In this tutorial, we look at reasons kill -9 can leave a target process intact. First, we discuss why a process might need to be killed. Next, we go into reasons the standard kill command could appear to have no effect. Finally, we explore workarounds for such situations.
We tested the code in this tutorial on Debian 11 (Bullseye) with GNU Bash 5.1.4. It should work in most POSIX-compliant environments.
2. Killing in the Name
Processes can become unresponsive or obsolete due to many reasons. From a simple hang, through resource hogging and time wasting, to backgrounding, we might need solutions to terminate such processes.
Naturally, we already have some, depending on the situation:
- kill hung terminals
- kill respawning processes
- kill background processes
- kill socket-waiting processes
# kill -SIGKILL 666 # kill -9 166
However, kill -9 might still not do the job even when run as a superuser. Let’s see why.

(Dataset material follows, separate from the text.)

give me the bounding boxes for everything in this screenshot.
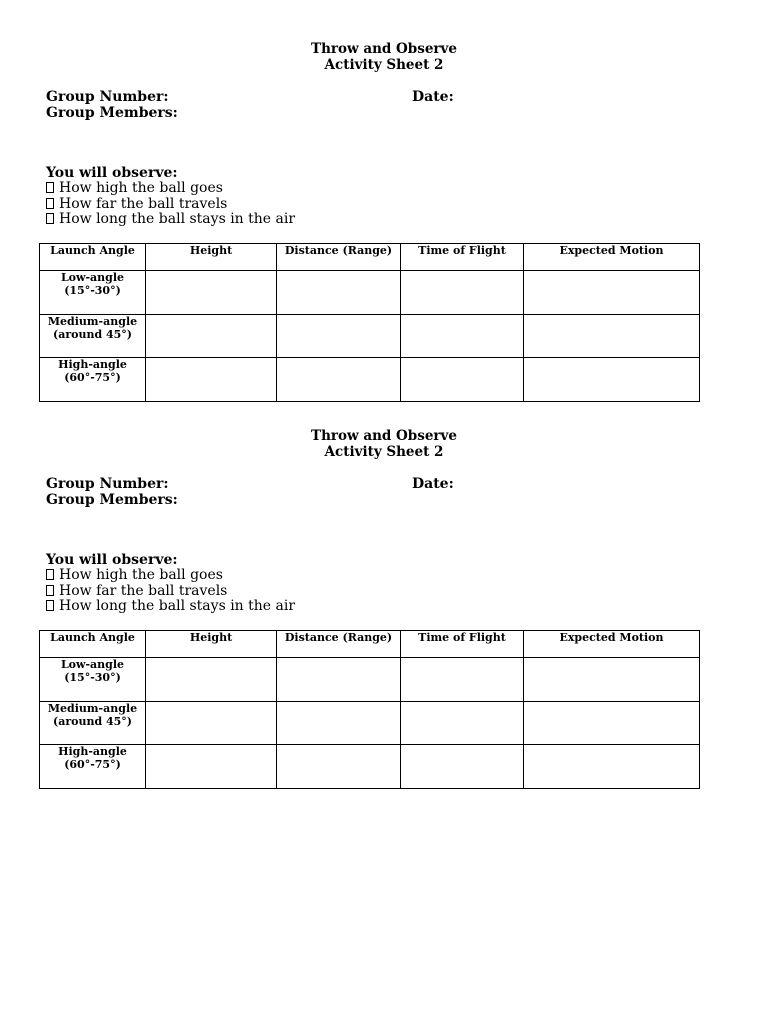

3. When kill -SIGKILL Appears to Fail
Let’s look at both.
3.1. Uninterruptible Sleep
Basically, sleeping states usually mean a process is waiting on resources. In particular, a process in uninterruptible sleep reacts only to awaited resources becoming available but ignores all signals.
For example, bad drivers or hardware or something like waiting on a remote filesystem can cause blockages:
$ umount /mnt/smb [...]
Meanwhile, they don’t react to any signal, including SIGKILL.
Another potentially problematic process type is the zombie. In a zombie state, terminated or completed processes remain in the system because their parent hasn’t issued a wait() to acknowledge the child’s end as signaled to it via the SIGCHLD signal:
$ (sleep 1 & exec /bin/sleep 11) & $ ps 100 pts/1 00:00:00 bash 660 pts/1 00:00:00 sleep 666 pts/1 00:00:00 sleep
Here, we spawn a subshell that runs sleep in the background and follows it with an exec sleep. The latter prevents the acknowledgment of the former’s death, thus creating a zombie process for 10 (11–1) seconds, as confirmed by its status in the output of ps.
In essence, the behavior of zombies is similar to that of a process in uninterruptible sleep, but they can be considered to wait for the parent instead of a resource. Hence, not even SIGKILL can change the state of a zombie process. Of course, the states aren’t equivalent since zombies are actually terminated processes.
Importantly, kill commands that target zombie, or uninterruptible sleep processes will succeed, but the signals will never be received.
4. What We Can Do About It
After knowing the two main reasons a process can be unresponsive to kill -SIGKILL, we can see explore options.
4.1. Work Around Uninterruptible Processes
While no direct influence is possible over them, we still have methods to prevent and terminate an uninterruptible process:
- avoid their creation by maintaining hardware, drivers, networking, and the system in general
- make any awaited resources available
- in some cases, killing the parent can lead to an uninterruptible child terminating
For example, let’s use ps to show a process in uninterruptible sleep due to network connectivity issues:
$ ps 666 PID TTY STAT TIME COMMAND 666 ? D 0:00 [cifsd]
In this example, after experiencing problems with CIFS (SMB), we verify the CIFS client daemon cifsd is in the uninterruptible sleep state. As discussed, using kill -9 at this point doesn’t have an effect:
$ ps 666 PID TTY STAT TIME COMMAND 666 ? D 0:00 [cifsd] $ kill -9 666 $ ps 666 PID TTY STAT TIME COMMAND 666 ? D 0:00 [cifsd]
So, we restore network connectivity and check again:
$ ps 666 PID TTY STAT TIME COMMAND 666 ? S 0:00 [cifsd]
Now, our process continues as usual. In cases when it doesn’t, we still have the option to reboot.
4.2. Work Around Zombie Processes
There are three standard ways to clean zombie processes:
- send SIGCHLD to the parent, triggering a wait()
- kill the parent
Of course, doing the latter might affect all child processes:
$ ps -H PID TTY TIME CMD 10 pts/1 00:00:00 su 100 pts/1 00:00:00 bash 660 pts/1 00:00:00 bash 666 pts/1 00:00:00 proc1 667 pts/1 00:00:00 sleep $ kill -9 660 $ ps -H PID TTY TIME CMD 10 pts/1 00:00:00 su 100 pts/1 00:00:00 bash 667 pts/1 00:00:00 sleep
Here, we see killing parent 660 terminates the child process proc1 with PID 666 but leaves the other child (PID 667) running.
Still, the SIGCHLD approach is preferable. However, simply sending the signal doesn’t force the parent to handle SIGCHLD and acknowledge a child.
Naturally, a system reboot resolves the issue as a last resort.
In this article, we explored why attempting to kill a process might not always succeed and what we can do about it.
In conclusion, while kill -SIGKILL is the most lethal and direct way to terminate a process, some pitfalls may need consideration.